## September 13, 2017, 1:15pm – 2:15pm

*Lecture: Detecting Planets in the Presence of Stellar Activity*

**Location:** SAMSI Classroom

**Speaker:** David Jones, Duke University

## Abstract

The radial velocity technique is one of the two main approaches for detecting planets outside our solar system, or exoplanets as they are known in astronomy. When a planet orbits a star it causes the star to move and this induces a Doppler shift (i.e. the star light appears redder or bluer than expected), and it is this effect that the radial velocity method attempts to detect. Unfortunately, these Doppler signals are typically contaminated by various “stellar activity” phenomena, such as dark spots on the star surface. A principled approach to recovering planet Doppler signals in the presence of stellar activity was proposed by Rajpaul et al. (2015), and involves the use of dependent Gaussian processes to jointly model the corrupted Doppler signal and multiple proxies for stellar activity.

We build on this work in two ways: (i) we propose using dimension reduction techniques to construct more informative stellar activity proxies; (ii) we extend the Rajpaul et al. (2015) model to a larger class of models and use a model comparison procedure to select the best model for the particular stellar activity proxies at hand.
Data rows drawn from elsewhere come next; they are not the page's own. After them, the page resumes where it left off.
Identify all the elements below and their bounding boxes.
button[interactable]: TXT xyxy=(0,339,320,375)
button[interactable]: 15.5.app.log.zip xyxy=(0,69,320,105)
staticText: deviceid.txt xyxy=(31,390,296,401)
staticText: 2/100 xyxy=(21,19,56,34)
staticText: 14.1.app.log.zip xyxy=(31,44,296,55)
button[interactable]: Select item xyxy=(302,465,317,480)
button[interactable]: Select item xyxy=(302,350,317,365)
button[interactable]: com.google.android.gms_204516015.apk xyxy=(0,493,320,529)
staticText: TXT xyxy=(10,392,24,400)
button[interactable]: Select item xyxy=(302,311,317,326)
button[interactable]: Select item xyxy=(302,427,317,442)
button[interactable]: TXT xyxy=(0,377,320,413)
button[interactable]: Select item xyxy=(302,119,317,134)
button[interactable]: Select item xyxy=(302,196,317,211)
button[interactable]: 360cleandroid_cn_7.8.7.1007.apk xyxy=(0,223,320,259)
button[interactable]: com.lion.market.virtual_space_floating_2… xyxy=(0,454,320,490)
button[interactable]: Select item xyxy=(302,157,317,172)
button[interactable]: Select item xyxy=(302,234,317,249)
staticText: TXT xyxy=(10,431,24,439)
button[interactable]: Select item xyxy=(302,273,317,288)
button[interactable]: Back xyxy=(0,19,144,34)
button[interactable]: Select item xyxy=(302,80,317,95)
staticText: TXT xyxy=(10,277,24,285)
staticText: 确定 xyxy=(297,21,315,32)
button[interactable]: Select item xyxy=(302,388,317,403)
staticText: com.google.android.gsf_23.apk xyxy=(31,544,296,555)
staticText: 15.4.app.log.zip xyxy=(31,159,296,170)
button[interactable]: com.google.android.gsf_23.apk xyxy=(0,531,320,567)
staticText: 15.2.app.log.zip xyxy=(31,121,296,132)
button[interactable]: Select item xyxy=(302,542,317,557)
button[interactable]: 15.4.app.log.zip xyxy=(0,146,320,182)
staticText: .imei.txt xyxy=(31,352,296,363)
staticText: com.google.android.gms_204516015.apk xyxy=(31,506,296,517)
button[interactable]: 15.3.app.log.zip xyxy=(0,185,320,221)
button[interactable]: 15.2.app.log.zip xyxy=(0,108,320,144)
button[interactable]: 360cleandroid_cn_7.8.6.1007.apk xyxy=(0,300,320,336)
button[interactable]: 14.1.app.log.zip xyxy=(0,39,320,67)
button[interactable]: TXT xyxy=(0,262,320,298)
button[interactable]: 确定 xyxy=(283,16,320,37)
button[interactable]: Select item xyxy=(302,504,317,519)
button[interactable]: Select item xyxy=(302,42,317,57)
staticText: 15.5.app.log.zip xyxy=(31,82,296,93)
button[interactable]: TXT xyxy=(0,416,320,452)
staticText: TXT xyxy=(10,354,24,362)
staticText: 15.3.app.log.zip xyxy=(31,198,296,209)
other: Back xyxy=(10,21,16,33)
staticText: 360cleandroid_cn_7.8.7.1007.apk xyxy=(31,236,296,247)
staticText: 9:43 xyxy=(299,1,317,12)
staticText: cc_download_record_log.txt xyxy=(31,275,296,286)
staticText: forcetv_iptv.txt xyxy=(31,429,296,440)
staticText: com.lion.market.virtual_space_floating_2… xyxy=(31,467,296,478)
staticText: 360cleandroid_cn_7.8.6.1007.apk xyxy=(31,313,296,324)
Our approach results in substantially improved statistical power for planet detection than using existing stellar activity models in the astronomy literature. Future work will move beyond our current class of models by making use of kernel-learning methods.

## References

No references provided at this time

## September 20, 2017, 1:15pm – 2:15pm

*Lecture: Disjunctive Cuts for Mixed-Integer Conic Programs*

**Location:** SAMSI Classroom

**Speaker:** Sercan Yildiz, SAMSI Postdoctoral Fellow

## Abstract

Mixed-integer linear programming (MILP) provides a powerful and versatile framework for optimization problems which require discrete decisions. However, many optimization problems of practical interest cannot be modeled with linear constraints alone. Mixed-integer conic programming (MICP) captures nonlinear relationships between the decision variables with conic constraints and enhances the representation power of MILP. Inspired by the practical success of cutting-planes in MILP, we consider in this talk inequalities derived from two-term disjunctions on regular cones. These inequalities can be used to strengthen generic problem formulations in MICP. In the cases where the cone under consideration is the second-order cone or the positive semidefinite cone, we show that the convex hull of the disjunction admits a simple tractable description in the original space under certain conditions. We also provide low-complexity convex relaxations that can be used as cuts when these conditions are not satisfied.

## References

- Fatma Kilinc-Karzan and Sercan Yildiz. Two-term disjunctions on the second-order cone. Mathematical Programming Ser B., 154(1):463–491, 2015.
- Sercan Yildiz and Fatma Kilinc-Karzan. Low-complexity relaxations and convex hulls of disjunctions on the positive semidefinite cone and general regular cones. Optimization Online preprint (2016). http://www.optimization-online.org/DB_HTML/2016/04/5398.html.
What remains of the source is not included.